Rhode Island is famous for you

It sounds like a desperate marketing campaign by the state’s tourism board, but it’s actually the name of a song written by Howard Dietz.

South Carolina is too small to be a republic

This is just half the quote. The whole quote is, “South Carolina is too small to be a republic and too large to be an insane asylum.”

South Dakota is K2 illegal

Neighboring Iowa banned K2, a brand of “incense” that’s the chemical twin of marijuana,. This has caused great concern amongst the people of South Dakota that use it to get high.

Tennessee is racist

Not the title Tennessee was hoping for. However, Tennessee can take solace in knowing that the first Google auto-complete is “Tennessee is the worst state.”

Texas is the reason

When you think of Texas, you probably don’t think of the influential emo band Texas Is The Reason. However, apparently lots of other people do.

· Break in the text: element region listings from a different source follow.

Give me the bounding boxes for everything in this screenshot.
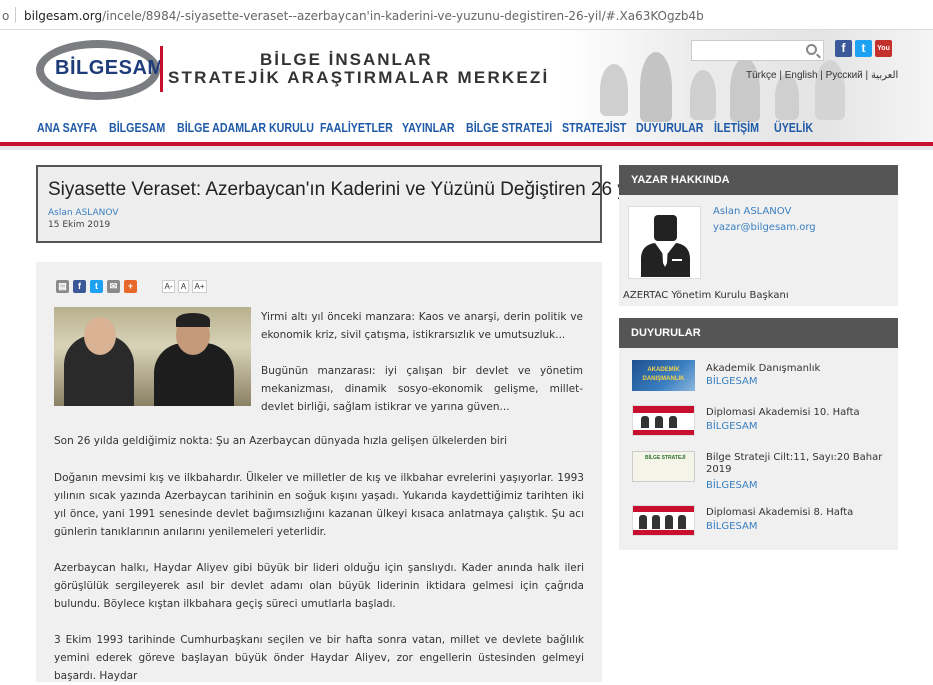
announcement-thumbnail: BİLGE STRATEJİ xyxy=(632,451,695,482)
article-photo xyxy=(54,307,251,406)
nav-item-faaliyetler[interactable]: FAALİYETLER xyxy=(320,120,393,135)
announcement-title: Diplomasi Akademisi 10. Hafta xyxy=(706,407,860,418)
article-paragraph: Yirmi altı yıl önceki manzara: Kaos ve a… xyxy=(261,311,583,341)
facebook-icon[interactable]: f xyxy=(835,40,852,57)
nav-item-yayinlar[interactable]: YAYINLAR xyxy=(402,120,455,135)
article-paragraph: Bugünün manzarası: iyi çalışan bir devle… xyxy=(261,365,583,413)
announcement-thumbnail xyxy=(632,405,695,436)
article-title: Siyasette Veraset: Azerbaycan'ın Kaderin… xyxy=(48,179,637,200)
search-input[interactable] xyxy=(691,40,824,61)
author-panel: YAZAR HAKKINDA Aslan ASLANOV yazar@bilge… xyxy=(619,165,898,306)
article-title-box: Siyasette Veraset: Azerbaycan'ın Kaderin… xyxy=(36,165,636,243)
logo-divider xyxy=(160,46,163,92)
nav-gray-band xyxy=(0,146,933,150)
language-switcher[interactable]: Türkçe | English | Русский | العربية xyxy=(746,70,898,81)
article-author-link[interactable]: Aslan ASLANOV xyxy=(48,208,119,218)
facebook-share-icon[interactable]: f xyxy=(73,280,86,293)
announcements-panel: DUYURULAR AKADEMİK DANIŞMANLIK Akademik … xyxy=(619,318,898,550)
email-icon[interactable]: ✉ xyxy=(107,280,120,293)
nav-item-ana-sayfa[interactable]: ANA SAYFA xyxy=(37,120,97,135)
person-silhouette-icon xyxy=(641,215,690,277)
more-share-icon[interactable]: + xyxy=(124,280,137,293)
nav-item-bilge-strateji[interactable]: BİLGE STRATEJİ xyxy=(466,120,552,135)
font-increase-button[interactable]: A+ xyxy=(192,280,207,293)
browser-address-bar[interactable]: o bilgesam.org/incele/8984/-siyasette-ve… xyxy=(0,0,933,30)
announcements-header: DUYURULAR xyxy=(619,318,898,348)
nav-item-uyelik[interactable]: ÜYELİK xyxy=(774,120,813,135)
search-icon[interactable] xyxy=(806,44,817,55)
twitter-icon[interactable]: t xyxy=(855,40,872,57)
announcement-source: BİLGESAM xyxy=(706,376,758,387)
nav-item-bilgesam[interactable]: BİLGESAM xyxy=(109,120,165,135)
announcement-title: Akademik Danışmanlık xyxy=(706,363,821,374)
youtube-icon[interactable]: You xyxy=(875,40,892,57)
nav-item-iletisim[interactable]: İLETİŞİM xyxy=(714,120,759,135)
protocol-fragment: o xyxy=(2,9,10,23)
article-paragraph: Azerbaycan halkı, Haydar Aliyev gibi büy… xyxy=(54,562,584,610)
announcement-source: BİLGESAM xyxy=(706,480,758,491)
url-text[interactable]: bilgesam.org/incele/8984/-siyasette-vera… xyxy=(24,9,704,23)
announcement-source: BİLGESAM xyxy=(706,521,758,532)
url-host: bilgesam.org xyxy=(24,9,103,23)
announcement-title: Bilge Strateji Cilt:11, Sayı:20 Bahar 20… xyxy=(706,452,883,475)
author-bio: AZERTAC Yönetim Kurulu Başkanı xyxy=(623,290,789,301)
font-reset-button[interactable]: A xyxy=(178,280,189,293)
logo-text: BİLGESAM xyxy=(55,57,165,79)
announcement-source: BİLGESAM xyxy=(706,421,758,432)
nav-item-stratejist[interactable]: STRATEJİST xyxy=(562,120,626,135)
article-paragraph: Doğanın mevsimi kış ve ilkbahardır. Ülke… xyxy=(54,472,584,538)
announcement-thumbnail: AKADEMİK DANIŞMANLIK xyxy=(632,360,695,391)
author-email-link[interactable]: yazar@bilgesam.org xyxy=(713,222,816,233)
org-name-line2: STRATEJİK ARAŞTIRMALAR MERKEZİ xyxy=(168,68,550,87)
url-path: /incele/8984/-siyasette-veraset--azerbay… xyxy=(102,9,704,23)
author-panel-header: YAZAR HAKKINDA xyxy=(619,165,898,195)
twitter-share-icon[interactable]: t xyxy=(90,280,103,293)
article-paragraph: Son 26 yılda geldiğimiz nokta: Şu an Aze… xyxy=(54,435,508,447)
address-separator xyxy=(15,7,16,23)
announcement-thumbnail xyxy=(632,505,695,536)
nav-item-duyurular[interactable]: DUYURULAR xyxy=(636,120,704,135)
font-decrease-button[interactable]: A- xyxy=(162,280,175,293)
print-icon[interactable]: ▤ xyxy=(56,280,69,293)
org-name-line1: BİLGE İNSANLAR xyxy=(260,50,433,69)
article-date: 15 Ekim 2019 xyxy=(48,220,111,230)
article-paragraph: 3 Ekim 1993 tarihinde Cumhurbaşkanı seçi… xyxy=(54,634,584,682)
author-avatar xyxy=(628,206,701,279)
author-name-link[interactable]: Aslan ASLANOV xyxy=(713,206,791,217)
nav-item-bilge-adamlar-kurulu[interactable]: BİLGE ADAMLAR KURULU xyxy=(177,120,314,135)
article-body: ▤ f t ✉ + A- A A+ Yirmi altı yıl önceki … xyxy=(36,262,602,682)
main-navigation: ANA SAYFA BİLGESAM BİLGE ADAMLAR KURULU … xyxy=(0,112,933,144)
announcement-title: Diplomasi Akademisi 8. Hafta xyxy=(706,507,854,518)
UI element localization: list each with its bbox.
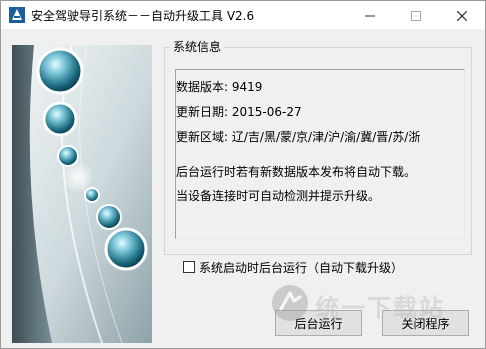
device-detect-note: 当设备连接时可自动检测并提示升级。 bbox=[176, 189, 381, 203]
close-button[interactable] bbox=[439, 1, 485, 29]
background-autostart-checkbox[interactable] bbox=[183, 261, 195, 273]
system-info-panel: 数据版本: 9419 更新日期: 2015-06-27 更新区域: 辽/吉/黑/… bbox=[175, 69, 465, 239]
background-run-button[interactable]: 后台运行 bbox=[275, 310, 362, 336]
update-region-line: 更新区域: 辽/吉/黑/蒙/京/津/沪/渝/冀/晋/苏/浙 bbox=[176, 130, 421, 144]
maximize-button[interactable] bbox=[393, 1, 439, 29]
window-title: 安全驾驶导引系统－－自动升级工具 V2.6 bbox=[31, 9, 255, 23]
minimize-icon bbox=[365, 6, 375, 25]
minimize-button[interactable] bbox=[347, 1, 393, 29]
app-icon bbox=[9, 7, 25, 23]
background-autostart-label[interactable]: 系统启动时后台运行（自动下载升级） bbox=[199, 259, 403, 276]
data-version-line: 数据版本: 9419 bbox=[176, 80, 263, 94]
update-date-line: 更新日期: 2015-06-27 bbox=[176, 105, 302, 119]
close-program-button[interactable]: 关闭程序 bbox=[382, 310, 469, 336]
title-bar[interactable]: 安全驾驶导引系统－－自动升级工具 V2.6 bbox=[1, 1, 485, 29]
side-banner-image bbox=[12, 44, 152, 344]
system-info-legend: 系统信息 bbox=[170, 38, 225, 55]
main-window: 安全驾驶导引系统－－自动升级工具 V2.6 系统信息 数据版本: 9419 更新… bbox=[0, 0, 486, 349]
background-autostart-option[interactable]: 系统启动时后台运行（自动下载升级） bbox=[183, 259, 403, 275]
maximize-icon bbox=[411, 6, 421, 25]
close-icon bbox=[456, 6, 468, 25]
auto-download-note: 后台运行时若有新数据版本发布将自动下载。 bbox=[176, 165, 417, 179]
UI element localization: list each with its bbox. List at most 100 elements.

Utah is on track to end homelessness

Ever the Boy Scout, while other states are busy with self-loathing and welcoming lovers, the dutiful state of Utah is ending homelessness.

Vermont is for lovers too

First Vermont geographically piggybacks on New Hampshire, and then it piles on Virginia’s lovers campaign. Until Vermont learns to be itself, and stop copying other states, it will never happy.

Virginia is for lovers 14k

It’s a wonder anyone in Virginia has the energy to run a 14-kilometer race considering all the loving that’s going on.

Washington State is the best

Apparently, the confidence of Seattle Seahawks cornerback Richard Sherman is contagious and giving Washington State some serious swagger. However, the next three results on the list were 1—Awesome, 2—Boring, and 3—Depressing. So perhaps the manic mood in this grey state is a pendulum swinging from exuberant to depressed.

West Virginia is for lovers

No it’s not.

Wisconsin is awesome

Have you ever noticed when a person from Wisconsin has a few too many drinks they proceed to brag about Wisconsin? That’s annoying, but Wisconsin is actually very awesome. In fact, here are 29 Reasons You Should Live In Wisconsin.

Wyoming is the cowboy state

But which state is the rhinestone cowboy state?